Fazer de Agustina uma figura modelar do nosso imaginário li­te­rário e cultural é mesmo o pior serviço que se pode prestar no presente à literatura em Portugal. Se o texto sobre a atribuição do prémio Camões a Manuel Alegre passa ao lado daquilo que mais importa, este “louvor sincero” a Agustina, partindo duma verdade incontestável, o talento verbal da autora, falha no essencial. A única crítica que hoje pode ter interesse sobre Agustina é uma crítica que nos saiba dizer por que razão a autora não é um modelo cultural. Ela é talvez entre nós a figura que hoje mais necessita duma avaliação que faça do princípio da crítica de identificação – “diz-me como vives, dir-te-ei como escreves” – o seu instrumento de leitura.

Dou mais um exemplo. Na mesma secção dos “Louvores sinceros” há um texto chamado “Manuel Hermínio Monteiro. Vinte anos depois, porque foi esquecido o mais cúmplice editor dos poetas”. Hermínio foi um editor inteligente, esperto, com visão estratégica e com um sentido de oportunidade aguçado e certeiro. Tinha um carisma pessoal incontestável que sabia cativar de forma natural. Não era porém, nem tinha, muito mais que isso. Assim não se percebe muito bem o que é que este texto sobre uma figura que aos 40 anos foi comendador da Ordem do Infante D. Henrique faz num livro que pretende romper consensos, desmontar análises, instituir polémicas e criar leituras controversas e contrastantes. Transcrevo um passo do texto:

 


Hermínio criou ainda no espaço da Assírio, na Rua Passos Manuel, em Lisboa, uma galeria de arte. Dinamizou as livrarias nos cinemas King, de Lisboa, e no Porto. Foi autor de programas radiofónicos e televisivos. Prefaciou livros e escreveu textos para catálogos de exposições e esteve com Miguel Esteves Cardoso na criação da revista K, tendo colaborado ainda na revista Ler, e integrado o conselho editorial da revista Espacio/Espaço Escrito, de Badajoz. Entrou também na criação da revista hispano-americana de poesia Hablar/Falar de Poesia, e colaborou numa série de outras publicações como O Independente, Jornal de Letras, Artes e Ideias, Douro-net, revista Barata, jornal La Vanguardia etc.

 

Ao ler esta passagem percebe-se por que razão o editor da Assírio recebeu uma comenda das mãos do presidente da república – não se percebe é o motivo para um tal discurso cor-de-rosa figurar num livro que pretende quebrar unanimidades e falar sem papas na língua.

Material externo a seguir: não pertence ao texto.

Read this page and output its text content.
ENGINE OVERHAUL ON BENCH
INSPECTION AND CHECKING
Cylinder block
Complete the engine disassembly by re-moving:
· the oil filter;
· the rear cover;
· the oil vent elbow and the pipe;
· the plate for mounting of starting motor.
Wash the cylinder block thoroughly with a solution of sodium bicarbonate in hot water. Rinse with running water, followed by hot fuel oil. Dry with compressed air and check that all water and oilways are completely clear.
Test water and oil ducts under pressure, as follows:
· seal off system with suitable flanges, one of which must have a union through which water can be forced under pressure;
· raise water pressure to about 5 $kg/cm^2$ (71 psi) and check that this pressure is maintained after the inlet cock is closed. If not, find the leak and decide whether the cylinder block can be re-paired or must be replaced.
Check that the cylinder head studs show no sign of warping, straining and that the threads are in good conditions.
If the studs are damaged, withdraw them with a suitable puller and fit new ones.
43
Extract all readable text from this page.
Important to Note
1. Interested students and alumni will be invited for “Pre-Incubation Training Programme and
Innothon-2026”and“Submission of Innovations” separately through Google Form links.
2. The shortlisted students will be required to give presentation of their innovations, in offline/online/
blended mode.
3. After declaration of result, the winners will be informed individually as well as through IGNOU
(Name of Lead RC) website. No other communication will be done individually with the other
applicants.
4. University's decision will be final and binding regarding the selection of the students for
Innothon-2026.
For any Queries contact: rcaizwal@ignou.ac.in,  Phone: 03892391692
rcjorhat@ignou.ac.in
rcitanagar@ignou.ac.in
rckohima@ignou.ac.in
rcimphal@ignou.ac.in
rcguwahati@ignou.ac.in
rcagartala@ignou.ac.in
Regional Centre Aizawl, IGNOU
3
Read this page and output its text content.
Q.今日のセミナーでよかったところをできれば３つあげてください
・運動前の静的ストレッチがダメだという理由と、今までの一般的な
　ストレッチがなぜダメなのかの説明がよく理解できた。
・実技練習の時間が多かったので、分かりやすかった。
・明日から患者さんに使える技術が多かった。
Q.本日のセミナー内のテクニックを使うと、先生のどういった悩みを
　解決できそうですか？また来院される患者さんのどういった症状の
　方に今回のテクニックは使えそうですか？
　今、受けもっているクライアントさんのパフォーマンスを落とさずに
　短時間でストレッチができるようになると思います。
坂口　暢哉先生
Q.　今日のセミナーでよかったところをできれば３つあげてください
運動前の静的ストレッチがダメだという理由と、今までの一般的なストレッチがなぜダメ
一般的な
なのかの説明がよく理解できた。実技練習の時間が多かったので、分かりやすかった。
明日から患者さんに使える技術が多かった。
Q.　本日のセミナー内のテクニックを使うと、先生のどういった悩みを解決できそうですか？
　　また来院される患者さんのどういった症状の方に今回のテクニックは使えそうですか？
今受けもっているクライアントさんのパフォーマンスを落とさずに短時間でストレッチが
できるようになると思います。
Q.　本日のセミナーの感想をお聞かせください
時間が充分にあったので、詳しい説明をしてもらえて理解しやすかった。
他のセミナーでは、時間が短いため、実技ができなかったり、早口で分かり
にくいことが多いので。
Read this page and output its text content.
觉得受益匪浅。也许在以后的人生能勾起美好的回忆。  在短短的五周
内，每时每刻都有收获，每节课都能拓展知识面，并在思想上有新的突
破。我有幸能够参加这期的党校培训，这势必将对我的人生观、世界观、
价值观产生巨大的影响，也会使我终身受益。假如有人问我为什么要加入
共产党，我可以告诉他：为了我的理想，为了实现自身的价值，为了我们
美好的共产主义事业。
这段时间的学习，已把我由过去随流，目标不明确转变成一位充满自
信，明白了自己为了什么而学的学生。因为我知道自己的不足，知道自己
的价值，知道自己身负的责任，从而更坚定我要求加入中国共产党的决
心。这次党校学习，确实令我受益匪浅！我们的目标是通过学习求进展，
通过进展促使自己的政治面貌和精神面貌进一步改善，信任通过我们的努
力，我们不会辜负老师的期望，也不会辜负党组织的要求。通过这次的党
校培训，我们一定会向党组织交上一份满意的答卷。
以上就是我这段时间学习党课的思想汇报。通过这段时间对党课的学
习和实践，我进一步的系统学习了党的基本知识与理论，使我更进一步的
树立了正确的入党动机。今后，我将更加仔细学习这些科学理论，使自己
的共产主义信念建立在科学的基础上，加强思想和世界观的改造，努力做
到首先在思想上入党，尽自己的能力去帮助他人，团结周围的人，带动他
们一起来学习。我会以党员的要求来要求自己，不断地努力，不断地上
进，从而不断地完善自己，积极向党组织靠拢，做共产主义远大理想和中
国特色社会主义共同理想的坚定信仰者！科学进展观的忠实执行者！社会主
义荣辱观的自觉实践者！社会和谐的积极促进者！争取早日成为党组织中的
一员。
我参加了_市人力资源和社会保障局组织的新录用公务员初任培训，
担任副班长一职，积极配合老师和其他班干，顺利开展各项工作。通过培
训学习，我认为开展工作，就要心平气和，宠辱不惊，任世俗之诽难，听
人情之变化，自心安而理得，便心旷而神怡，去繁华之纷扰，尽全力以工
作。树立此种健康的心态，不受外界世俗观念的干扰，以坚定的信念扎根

O texto ainda se torna mais duvidoso quando se lê no livro, na secção “Coveiros da própria consciência”, a peça dedicada a Luís Oliveira, “A Antígona é ele”, originalmente dada a lume no blog (24-6-2019). Po­de-se não gostar da editora Antígona, pode-se até brincar com algumas das suas rábulas e historietas, não se pode é porém deixar de reconhecer que esta editora, hoje a caminho dos 50 anos, editou o que ninguém mais editou, deixando em legado um catálogo raro e venerável. Po­de-se ainda não gostar da figura do seu fundador, pode-se detestar o seu feitio, pode-se até não lhe querer falar nem estar com ele à mesa, mas não se pode é confundir este homem, na singularidade da sua vida e da sua obra, com uma comenda da Ordem do Infante D. Henrique, a dinamização dos cinemas King e a feitura de programas radiofónicos e televisivos.

Atendendo ao título do seu livro, chamou-se Diogo Vaz Pinto a si próprio de anticrítico. Aceite-se que a sua actividade, a anticrítica, começa por ter facetas meritórias e simpáticas, sobretudo quando os textos são lidos de forma isolada e ocasional, mas reconheça-se também, depois de tudo o que vimos, que ela acaba, quando apreciada em conjunto, por mostrar inanidades insuperáveis. Tais lacunas ainda mais sobressaem numa colecção de quase 700 páginas, onde encontramos momentos em que o autor intenta justificar o esforço e o interesse em publicar um cartapácio de muitas centenas de páginas.

Que dizer por exemplo da seguinte frase, escrita no meio da polémica que manteve com Miguel Serras Pereira sobre a tradução de Rimbaud: “Não tenho o menor interesse em defender-me da reputação de crápula.” E desta, a propósito da mesma polémica: “Por isso, e por agora, avilto-me o mais que posso.” E ainda desta, num texto sobre João Paulo Cotrim: “Nesta época, só deposito alguma fé nos crápulas.”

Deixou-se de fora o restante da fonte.